Six major white goods brands, including Electrolux and Whirlpool, have been fined €189 million by French consumer agency la DGCCRF for their role in a secret price-fixing agreement.

A four-year investigation by la Direction Générale de la Concurrence, de la Consommation et de la Répression des Fraudes (DGCCRF) found that six major companies had joined together to agree to increase their recommended minimum selling prices to distributors, increasing their own margins to the detriment of consumers, the investigation found.

Together, the six companies included most of the major Western white goods manufacturers in France.

They were: BSH (Bosch, Siemens, Viva, Neff); Candy Hoover; Eberhardt Frères (Liebherr); Electrolux (AEG, Arthur Martin); Indesit (Ariston, Scholtès) and Whirlpool.

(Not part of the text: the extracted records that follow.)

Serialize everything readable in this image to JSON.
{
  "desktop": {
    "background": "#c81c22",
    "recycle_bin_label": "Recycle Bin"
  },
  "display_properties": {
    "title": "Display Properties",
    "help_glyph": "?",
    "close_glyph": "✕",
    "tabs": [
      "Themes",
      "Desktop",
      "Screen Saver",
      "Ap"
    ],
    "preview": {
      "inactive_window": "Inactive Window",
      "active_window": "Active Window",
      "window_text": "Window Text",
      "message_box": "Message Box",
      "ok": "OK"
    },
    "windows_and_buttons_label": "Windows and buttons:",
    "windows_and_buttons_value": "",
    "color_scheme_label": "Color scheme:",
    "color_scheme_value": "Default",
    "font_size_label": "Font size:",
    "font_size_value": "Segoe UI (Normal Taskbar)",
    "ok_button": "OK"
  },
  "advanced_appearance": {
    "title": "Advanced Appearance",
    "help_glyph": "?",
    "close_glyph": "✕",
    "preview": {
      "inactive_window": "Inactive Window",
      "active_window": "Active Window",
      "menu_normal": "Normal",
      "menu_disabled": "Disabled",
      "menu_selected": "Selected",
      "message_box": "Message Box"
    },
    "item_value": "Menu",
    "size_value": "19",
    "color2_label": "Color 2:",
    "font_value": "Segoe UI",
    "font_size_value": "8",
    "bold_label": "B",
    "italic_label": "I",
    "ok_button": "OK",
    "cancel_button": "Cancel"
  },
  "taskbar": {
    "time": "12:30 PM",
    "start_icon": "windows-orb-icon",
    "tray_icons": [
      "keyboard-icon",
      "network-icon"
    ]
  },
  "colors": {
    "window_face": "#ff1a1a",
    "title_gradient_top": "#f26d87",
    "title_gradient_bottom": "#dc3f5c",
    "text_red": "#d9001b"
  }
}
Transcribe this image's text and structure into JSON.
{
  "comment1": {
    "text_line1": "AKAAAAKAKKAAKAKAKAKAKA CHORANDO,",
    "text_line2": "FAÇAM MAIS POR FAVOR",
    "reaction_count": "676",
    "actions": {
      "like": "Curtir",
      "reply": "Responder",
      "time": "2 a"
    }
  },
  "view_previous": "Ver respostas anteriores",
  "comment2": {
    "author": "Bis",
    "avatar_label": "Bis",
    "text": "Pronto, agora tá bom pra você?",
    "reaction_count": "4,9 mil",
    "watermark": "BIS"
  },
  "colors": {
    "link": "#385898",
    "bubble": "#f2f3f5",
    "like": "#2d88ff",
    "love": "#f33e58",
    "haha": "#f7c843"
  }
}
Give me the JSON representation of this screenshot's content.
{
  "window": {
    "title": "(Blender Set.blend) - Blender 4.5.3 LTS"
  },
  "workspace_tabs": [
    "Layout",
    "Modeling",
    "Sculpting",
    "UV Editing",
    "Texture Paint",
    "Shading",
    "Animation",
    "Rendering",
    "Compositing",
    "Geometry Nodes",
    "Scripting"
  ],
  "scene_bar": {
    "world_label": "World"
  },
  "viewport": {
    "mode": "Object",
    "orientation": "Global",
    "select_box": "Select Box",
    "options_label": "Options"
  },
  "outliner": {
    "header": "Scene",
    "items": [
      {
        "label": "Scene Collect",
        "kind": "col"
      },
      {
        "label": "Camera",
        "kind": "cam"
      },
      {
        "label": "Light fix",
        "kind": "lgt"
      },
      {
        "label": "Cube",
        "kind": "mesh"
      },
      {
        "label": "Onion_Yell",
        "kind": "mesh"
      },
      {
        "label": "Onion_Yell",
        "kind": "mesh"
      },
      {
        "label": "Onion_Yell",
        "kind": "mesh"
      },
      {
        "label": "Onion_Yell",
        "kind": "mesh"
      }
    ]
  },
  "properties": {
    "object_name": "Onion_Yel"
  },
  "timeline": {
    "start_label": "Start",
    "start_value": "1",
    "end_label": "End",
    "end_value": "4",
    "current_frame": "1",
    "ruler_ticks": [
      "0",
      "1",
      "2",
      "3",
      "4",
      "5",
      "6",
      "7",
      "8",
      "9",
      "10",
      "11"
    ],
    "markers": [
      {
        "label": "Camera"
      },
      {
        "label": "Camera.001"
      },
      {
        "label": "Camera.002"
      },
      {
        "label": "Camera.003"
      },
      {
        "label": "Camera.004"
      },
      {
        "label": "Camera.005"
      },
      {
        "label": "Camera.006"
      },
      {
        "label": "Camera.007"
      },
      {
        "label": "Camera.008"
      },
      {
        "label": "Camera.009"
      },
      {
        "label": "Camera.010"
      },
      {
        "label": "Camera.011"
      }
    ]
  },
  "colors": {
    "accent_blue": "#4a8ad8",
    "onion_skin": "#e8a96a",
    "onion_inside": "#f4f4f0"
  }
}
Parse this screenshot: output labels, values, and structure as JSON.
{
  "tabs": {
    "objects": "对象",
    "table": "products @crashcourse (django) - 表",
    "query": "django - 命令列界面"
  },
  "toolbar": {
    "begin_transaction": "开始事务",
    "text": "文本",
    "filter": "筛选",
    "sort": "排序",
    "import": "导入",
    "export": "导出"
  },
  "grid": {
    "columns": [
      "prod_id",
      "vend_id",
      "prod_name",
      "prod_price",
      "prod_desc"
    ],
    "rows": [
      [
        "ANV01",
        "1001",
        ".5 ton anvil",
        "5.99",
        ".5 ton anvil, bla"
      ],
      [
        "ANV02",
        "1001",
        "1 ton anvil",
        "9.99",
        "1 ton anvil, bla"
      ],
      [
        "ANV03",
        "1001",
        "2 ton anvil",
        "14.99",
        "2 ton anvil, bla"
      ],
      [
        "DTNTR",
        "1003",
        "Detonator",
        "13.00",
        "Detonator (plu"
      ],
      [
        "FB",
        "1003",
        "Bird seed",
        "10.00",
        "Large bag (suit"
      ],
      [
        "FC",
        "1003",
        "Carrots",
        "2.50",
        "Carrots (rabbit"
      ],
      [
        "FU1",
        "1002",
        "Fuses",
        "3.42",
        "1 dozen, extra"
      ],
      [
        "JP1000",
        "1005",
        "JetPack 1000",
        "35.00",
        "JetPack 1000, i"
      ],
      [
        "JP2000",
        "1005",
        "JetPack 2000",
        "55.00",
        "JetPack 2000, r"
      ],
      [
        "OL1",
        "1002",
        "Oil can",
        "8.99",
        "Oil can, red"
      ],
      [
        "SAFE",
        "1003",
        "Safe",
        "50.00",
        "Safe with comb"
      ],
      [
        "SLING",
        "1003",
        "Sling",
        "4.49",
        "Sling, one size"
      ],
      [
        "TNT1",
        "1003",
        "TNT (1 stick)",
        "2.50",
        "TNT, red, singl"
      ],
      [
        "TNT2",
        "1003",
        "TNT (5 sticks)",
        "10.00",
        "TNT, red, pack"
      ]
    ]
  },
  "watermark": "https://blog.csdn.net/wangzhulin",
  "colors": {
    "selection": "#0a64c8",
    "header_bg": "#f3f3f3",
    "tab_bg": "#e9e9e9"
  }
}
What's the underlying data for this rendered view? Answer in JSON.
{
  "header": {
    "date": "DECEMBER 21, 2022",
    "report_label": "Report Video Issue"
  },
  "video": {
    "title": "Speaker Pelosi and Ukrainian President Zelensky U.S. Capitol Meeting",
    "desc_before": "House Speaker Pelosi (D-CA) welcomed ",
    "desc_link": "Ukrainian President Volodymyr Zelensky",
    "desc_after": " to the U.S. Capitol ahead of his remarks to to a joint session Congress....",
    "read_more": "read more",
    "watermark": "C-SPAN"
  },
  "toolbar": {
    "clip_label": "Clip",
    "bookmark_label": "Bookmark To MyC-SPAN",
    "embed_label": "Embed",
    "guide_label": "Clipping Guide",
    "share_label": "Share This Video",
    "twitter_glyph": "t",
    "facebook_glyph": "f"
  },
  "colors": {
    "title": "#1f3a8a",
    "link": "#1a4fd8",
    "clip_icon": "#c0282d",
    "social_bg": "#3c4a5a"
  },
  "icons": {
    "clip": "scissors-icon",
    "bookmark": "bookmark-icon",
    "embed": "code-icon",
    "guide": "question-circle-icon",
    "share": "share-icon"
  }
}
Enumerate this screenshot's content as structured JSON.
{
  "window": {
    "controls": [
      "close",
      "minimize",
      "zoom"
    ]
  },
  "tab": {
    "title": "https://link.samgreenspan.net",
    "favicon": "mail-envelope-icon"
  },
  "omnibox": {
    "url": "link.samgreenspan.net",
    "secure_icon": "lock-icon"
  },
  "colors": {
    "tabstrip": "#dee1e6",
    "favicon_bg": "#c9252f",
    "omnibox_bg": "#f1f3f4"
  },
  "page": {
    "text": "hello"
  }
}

The meetings in question were found to have taken place between September 2006 and April 2009.

The competing companies used the meetings to agree on baseline sales prices that they would each recommended to distributors, below which they would all agree not to drop, the DGCCRF said.

Similarly, the companies were found to have agreed a sliding scale of uniform surcharges; €20 for appliances sold for less than €200, €30 for those at €200-€400; and €50 for sales worth more.

The policies were found to have been agreed “at the highest levels of the companies during secret meetings”, according to Isabelle de Silva, who presided over the DGCCRF investigation.

Company managers agreed on the numbers, before instructing their marketing managers to implement the changes, the investigation found.

The price fixing applied to a wide variety of white goods manufactured by the companies, including refrigerators, washing machines and dryers, dishwashers, hobs, and ovens.

The companies were fined a variety of amounts, depending on size and severity of infraction.

Whirlpool was fined €56 million; Electrolux €48 million; and Indesit €46 million; down to Eberhardt Frères, which was found to be the least implicated, and fined just €1 million.

German manufacturer BSH - which is owned by a foundation - even applied for “leniency” from investigators in exchange for closer collaboration with them, and was given a fine reduction as a result.

In their defence, the manufacturers in question have said that the white goods market has not been flourishing in the past four years, and that their costs had been rising despite prices stagnating or dropping.

It is not yet known for certain what impact the investigation, and the price fixing itself, may have had on consumers, but in a statement, the DGCCRF said: “The damage to the end consumer has been relatively limited.”

This is due, it said, to distributors - such as Darty or Boulanger, in France - retaining a certain control over their own prices, and continued competition from Asian white goods manufacturers including Samsung and LG.